Good Calibration of pLDDT:
When plotting predicted pLDDT scores against actual accuracy, most data points lie along the diagonal, indicating that predicted confidence matches actual accuracy.
Slight Overconfidence: There's a small bias where the model predicts slightly higher confidence than warranted.
Pessimistic Estimation of pTM:
pTM tends to underestimate the true TM score, displaying a downward bias.
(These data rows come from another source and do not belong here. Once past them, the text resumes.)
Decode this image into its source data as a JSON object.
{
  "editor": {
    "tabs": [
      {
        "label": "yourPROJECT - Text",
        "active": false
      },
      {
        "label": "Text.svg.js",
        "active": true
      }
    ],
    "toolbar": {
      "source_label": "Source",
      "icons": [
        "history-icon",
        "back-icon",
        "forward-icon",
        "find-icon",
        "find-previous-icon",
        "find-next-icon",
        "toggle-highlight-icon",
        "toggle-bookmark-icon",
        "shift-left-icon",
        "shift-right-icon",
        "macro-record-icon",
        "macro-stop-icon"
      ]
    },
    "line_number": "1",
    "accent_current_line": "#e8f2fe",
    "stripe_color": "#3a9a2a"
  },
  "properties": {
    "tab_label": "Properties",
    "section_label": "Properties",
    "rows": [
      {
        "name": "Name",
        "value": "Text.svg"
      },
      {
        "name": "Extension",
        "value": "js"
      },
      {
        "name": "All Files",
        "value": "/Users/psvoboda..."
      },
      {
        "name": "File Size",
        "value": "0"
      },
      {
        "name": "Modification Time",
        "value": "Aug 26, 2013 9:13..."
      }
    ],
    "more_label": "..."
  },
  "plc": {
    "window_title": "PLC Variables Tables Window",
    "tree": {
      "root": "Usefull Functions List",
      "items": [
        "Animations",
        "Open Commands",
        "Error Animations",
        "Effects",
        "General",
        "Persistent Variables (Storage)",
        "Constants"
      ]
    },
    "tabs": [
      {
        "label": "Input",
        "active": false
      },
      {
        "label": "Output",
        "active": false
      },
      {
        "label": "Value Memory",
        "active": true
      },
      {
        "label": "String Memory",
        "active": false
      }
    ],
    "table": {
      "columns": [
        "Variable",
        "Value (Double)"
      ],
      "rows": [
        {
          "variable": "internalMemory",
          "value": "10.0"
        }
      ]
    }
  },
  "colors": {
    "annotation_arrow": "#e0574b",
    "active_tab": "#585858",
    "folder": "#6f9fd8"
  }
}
This means the model is more conservative in its global confidence estimates.

Specific Observations:

Alpha Helical Regions:
In some generated sequences, particularly in regions forming alpha-helices, pLDDT can be poorly calibrated.
Overestimation: The model may assign higher confidence than appropriate, suggesting overconfidence in these structured regions.

6. Training Details for Stage 2 (Table S2)

Though the table is not properly formatted, we can extract key information about the training process during Stage 2:

Stage 2A:
Training Steps: 90,000 steps.
Losses Used:
- All-atom geometric losses: Yes.
- pAE/pLDDT losses: No.
Data:
- Sequence length: 512 residues.
- Data mixture: Roughly uniform sampling of predicted and experimental structures.
Stage 2B:
Training Steps: 20,000 steps.
Losses Used:
- All-atom geometric losses: Yes.
- pAE/pLDDT losses: Yes.
Additional Inputs:
- Includes ESM3-predicted tokens.
Data:
- Sequence length: 512 residues.
- Data mixture: Roughly uniform sampling of predicted and experimental structures.
Stage 2C:
Training Steps: 30,000 steps.
Losses Used:
- All-atom geometric losses: Yes.
- pAE/pLDDT losses: Yes.
Data:
- Sequence length: 2048 residues.
- Data mixture: Upsampling experimental structures (more emphasis on experimental data).

Purpose of Different Stages:

The progressive stages and varying training parameters allow the model to improve its reconstruction capabilities, incorporate confidence estimation (with pLDDT and pTM losses), and adjust to different sequence lengths and data distributions.

7. Implications and Conclusions

Model Capabilities:

The structure tokenizer demonstrates strong performance in accurately reconstructing protein structures from tokens, especially after Stage 2 retraining.
The ability to reconstruct all-atom structures indicates that the model captures detailed structural information beyond the protein backbone.

Challenges and Considerations:

Global Orientation Issues: The reliance on tertiary contacts means that regions lacking these contacts pose challenges for accurate global positioning.
Token Ambiguity: While some tokens are ambiguous, the decoder effectively resolves this by considering the context, highlighting the importance of sequential modeling in capturing structural dependencies.
Confidence Calibration: Properly calibrated confidence scores are vital, but overconfidence in certain regions (like alpha helices) suggests areas for further model refinement.

Relevance to Machine Learning Practice:

Multistage Training: Shows the effectiveness of refining models in stages, incorporating different losses and data mixtures to improve performance.
Error Analysis: Emphasizes the importance of understanding where and why models err, guiding future improvements.
Model Interpretability: Investigating the learned vocabulary helps in interpreting the model's internal representations, a valuable aspect in machine learning research.
Calibration Techniques: Highlights the need for ensuring that a model's predicted confidence levels align with actual performance, which is crucial for deploying models in critical applications.

Concluding Remarks

This evaluation provides valuable insights into the performance and behavior of a structure tokenizer in protein modeling. For a graduate student in machine learning, it underscores key concepts such as model training techniques, evaluation metrics, error analysis, and the importance of confidence calibration. Understanding these principles is essential for developing robust and reliable machine learning models across various domains.